IKB Kinase beta (IKKB), a key component of the NFKB signalling pathway plays an important role in inflammation and cancer. Here we describe a previously unknown role of the IKKβ/FoxO3a axis in bone metastasis. We found that IKKβ was highly expressed in invasive human breast tumours and that levels of expression were elevated in bone metastasis.

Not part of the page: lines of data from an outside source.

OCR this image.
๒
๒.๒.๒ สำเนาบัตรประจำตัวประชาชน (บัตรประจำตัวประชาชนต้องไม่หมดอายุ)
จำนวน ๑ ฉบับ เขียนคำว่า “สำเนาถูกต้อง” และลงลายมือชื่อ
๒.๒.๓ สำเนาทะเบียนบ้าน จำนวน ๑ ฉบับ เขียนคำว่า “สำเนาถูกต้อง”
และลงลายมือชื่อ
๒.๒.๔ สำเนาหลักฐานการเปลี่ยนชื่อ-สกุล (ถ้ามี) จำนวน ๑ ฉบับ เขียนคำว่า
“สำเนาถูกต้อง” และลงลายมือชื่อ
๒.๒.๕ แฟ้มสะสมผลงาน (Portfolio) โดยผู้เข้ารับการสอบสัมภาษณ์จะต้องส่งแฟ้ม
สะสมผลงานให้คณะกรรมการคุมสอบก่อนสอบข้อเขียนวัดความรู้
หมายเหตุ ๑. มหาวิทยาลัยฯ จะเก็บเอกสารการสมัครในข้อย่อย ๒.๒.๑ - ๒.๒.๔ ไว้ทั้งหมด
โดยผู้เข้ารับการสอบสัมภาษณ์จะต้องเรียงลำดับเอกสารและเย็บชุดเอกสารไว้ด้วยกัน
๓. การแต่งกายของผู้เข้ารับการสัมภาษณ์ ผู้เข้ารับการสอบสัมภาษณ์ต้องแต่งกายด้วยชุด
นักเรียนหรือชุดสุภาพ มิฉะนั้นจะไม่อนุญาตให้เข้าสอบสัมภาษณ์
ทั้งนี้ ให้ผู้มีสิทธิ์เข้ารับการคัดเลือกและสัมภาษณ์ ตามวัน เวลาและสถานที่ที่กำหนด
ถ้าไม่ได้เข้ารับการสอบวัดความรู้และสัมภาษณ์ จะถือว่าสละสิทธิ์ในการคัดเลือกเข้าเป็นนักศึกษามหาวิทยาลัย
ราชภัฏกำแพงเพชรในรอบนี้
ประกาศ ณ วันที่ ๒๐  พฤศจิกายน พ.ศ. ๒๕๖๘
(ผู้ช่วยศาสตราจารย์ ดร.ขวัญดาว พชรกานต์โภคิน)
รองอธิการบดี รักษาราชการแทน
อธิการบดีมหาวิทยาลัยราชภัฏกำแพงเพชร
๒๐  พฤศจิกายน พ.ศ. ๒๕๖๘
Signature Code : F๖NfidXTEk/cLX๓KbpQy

Overexpression of IKKβ in parental and bone-tropic human breast cancer cell-lines increased tumour volume, worsened cachexia, promoted osteolysis and increased mortality in adult mice whereas pharmacological inhibition and knockdown of IKKβ were inhibitory. Inhibition of IKKβ in breast cancer cell lines and bone cells stimulated bone formation and reduced tumour growth by a mechanism that was mediated in part, by cytoplasmic sequestering of FoxO3a independently of NFKB inhibition. We conclude that IKβ contributes significantly to the regulation of tumour growth and osteolysis in breast cancer by NFKB dependent and independent mechanisms. Human MDA-231 control (mock), IKKβ deficient (IKKB si) and p65NFKB deficient (p65 si) breast cancer cells were hybridised to HT-12 Beadarrays in triplicate

IKB激酶β（IKB Kinase beta, IKKβ）是NFKB信号通路的核心组分，在炎症与肿瘤发生过程中发挥关键调控作用。本研究首次揭示了IKKβ/叉头框转录因子O3a（FoxO3a）信号轴在骨转移中的全新功能。研究发现，IKKβ在侵袭性人类乳腺肿瘤中呈高表达状态，且在骨转移病灶中的表达水平进一步上调。在亲本及亲骨性人乳腺癌细胞系中过表达IKKβ，可导致成年小鼠肿瘤体积增大、恶病质加重、溶骨作用增强并提升死亡率；而通过药理学抑制或基因敲低IKKβ，则可显著逆转上述恶性表型。在乳腺癌细胞系与骨细胞中抑制IKKβ，可通过部分依赖FoxO3a胞质滞留、不依赖NFKB抑制的分子机制，促进骨形成并抑制肿瘤生长。本研究最终证实，IKKβ可通过NFKB依赖与非依赖两种途径，显著调控乳腺癌中的肿瘤生长与溶骨过程。本研究将人MDA-231对照（空载转染，"mock"）、IKKβ敲低（"IKKB si"）及p65NFKB敲低（"p65 si"）乳腺癌细胞进行三次重复的HT-12微珠芯片（HT-12 Beadarrays）杂交实验。